Você acredita que rixas políticas podem interferir no trabalho da Embrapa? A empresa é de Estado, e estamos a serviço dos 5 milhões de produtores. Esse é o papel da Embrapa. Agora, estamos sempre alinhados ao projeto do governo vigente. O plano plurianual molda, de certa maneira, o projeto estratégico da empresa. Influência direta não há, pois estamos em uma parte extremamente técnica. Sou funcionária há 33 anos, quantos governos já passaram? E a Embrapa continua fiel ao seu trabalho de desenvolvimento de pesquisas para a agricultura.

Como a estatal está encarando as demandas de sustentabilidade e ESG? ESG é uma demanda mundial. Em 2050, de acordo com projeções, seremos 9 bilhões de habitantes no planeta, precisamos pensar em comida para todos. Isso é uma questão de paz também. É preciso aumentar a produção sustentável, mas também é preciso preservar. Nós estamos empenhados na agricultura de baixo carbono e no aumento da produção. E também uma de nossas preocupações é a recuperação de áreas degradadas, pois o Brasil tem milhões de hectares de pastagens e áreas degradadas que poderiam ser recuperadas para a produção eficiente de alimentos. Isto permitiria aumentar muito a nossa produção sem a necessidade de abrir novas áreas de floresta natural… O governo e a Embrapa estão atentos a isso e planejando ações concretas.
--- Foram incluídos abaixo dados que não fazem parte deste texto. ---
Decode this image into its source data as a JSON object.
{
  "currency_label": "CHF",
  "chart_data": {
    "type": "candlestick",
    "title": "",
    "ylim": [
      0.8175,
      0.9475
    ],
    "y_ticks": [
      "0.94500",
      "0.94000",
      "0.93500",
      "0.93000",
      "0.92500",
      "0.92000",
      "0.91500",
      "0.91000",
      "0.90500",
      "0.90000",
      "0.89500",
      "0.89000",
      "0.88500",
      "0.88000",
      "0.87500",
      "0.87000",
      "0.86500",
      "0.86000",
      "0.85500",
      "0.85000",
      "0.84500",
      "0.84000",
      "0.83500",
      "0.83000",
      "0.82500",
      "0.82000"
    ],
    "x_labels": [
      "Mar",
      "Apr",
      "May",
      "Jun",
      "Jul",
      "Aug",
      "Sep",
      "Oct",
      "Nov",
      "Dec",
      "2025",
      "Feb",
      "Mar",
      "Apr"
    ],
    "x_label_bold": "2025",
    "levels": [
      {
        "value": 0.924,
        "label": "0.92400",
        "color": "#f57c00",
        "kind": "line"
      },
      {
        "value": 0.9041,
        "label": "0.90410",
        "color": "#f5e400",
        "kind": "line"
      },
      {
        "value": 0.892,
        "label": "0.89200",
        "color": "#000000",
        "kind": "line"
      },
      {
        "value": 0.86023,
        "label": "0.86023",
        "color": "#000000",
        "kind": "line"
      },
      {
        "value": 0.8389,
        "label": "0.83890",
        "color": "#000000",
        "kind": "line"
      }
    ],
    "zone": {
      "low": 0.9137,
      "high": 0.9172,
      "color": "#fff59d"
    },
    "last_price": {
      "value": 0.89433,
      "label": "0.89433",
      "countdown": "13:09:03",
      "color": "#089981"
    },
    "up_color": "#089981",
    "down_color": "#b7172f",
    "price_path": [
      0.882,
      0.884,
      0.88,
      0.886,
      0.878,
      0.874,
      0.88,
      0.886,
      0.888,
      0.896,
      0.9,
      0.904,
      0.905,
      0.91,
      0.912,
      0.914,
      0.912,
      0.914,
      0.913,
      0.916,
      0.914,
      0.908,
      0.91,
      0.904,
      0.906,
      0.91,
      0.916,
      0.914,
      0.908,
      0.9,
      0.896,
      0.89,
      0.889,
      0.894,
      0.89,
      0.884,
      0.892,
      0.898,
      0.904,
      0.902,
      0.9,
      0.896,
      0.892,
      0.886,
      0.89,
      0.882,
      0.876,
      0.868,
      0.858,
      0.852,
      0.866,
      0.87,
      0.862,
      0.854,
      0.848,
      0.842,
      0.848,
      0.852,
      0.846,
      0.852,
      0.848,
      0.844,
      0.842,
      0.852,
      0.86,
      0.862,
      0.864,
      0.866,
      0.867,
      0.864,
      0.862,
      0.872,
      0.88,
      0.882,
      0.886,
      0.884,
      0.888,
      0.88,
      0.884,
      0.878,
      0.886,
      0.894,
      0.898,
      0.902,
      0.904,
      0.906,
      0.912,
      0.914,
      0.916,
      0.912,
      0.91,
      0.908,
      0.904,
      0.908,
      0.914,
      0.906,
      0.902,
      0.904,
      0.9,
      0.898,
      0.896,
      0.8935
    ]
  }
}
Como é ser a primeira presidente mulher da instituição? O setor ainda é muito machista? Uma honra para mim! Em setembro, faço 34 anos de Embrapa. Sou uma profissional de carreira da empresa, e ser a primeira mulher me traz uma responsabilidade imensa. Tecnologia e agro são áreas predominantes masculinas, mas isso está mudando. As mulheres estão assumindo os espaços. Por exemplo, dos 43 centros de pesquisa, somente 10% eram mulheres há cinco anos. Todos os presidentes eram homens; e dos quatro diretores, havia a cota das mulheres, que ocupava uma cadeira. Atualmente, a situação está melhor: dos 43 centros de pesquisa, 25% são chefiados por mulheres. Precisamos de mais, de 40% ou 50%. E na diretoria, as mulheres são maioria: uma presidente e duas diretoras. Venho do quadro da empresa, e isso é disruptivo. Espero que outras se inspirem e tenham coragem de ocupar os espaços. Sempre lembro que a minha missão é garantir que a Embrapa continue ocupando o seu lugar de destaque na agricultura e continue fazendo o bem ao Brasil. Relembrando que a nossa missão principal é a soberania alimentar da nossa população e a produção de alimentos em bases sustentáveis. O combate à fome é o que nos motiva.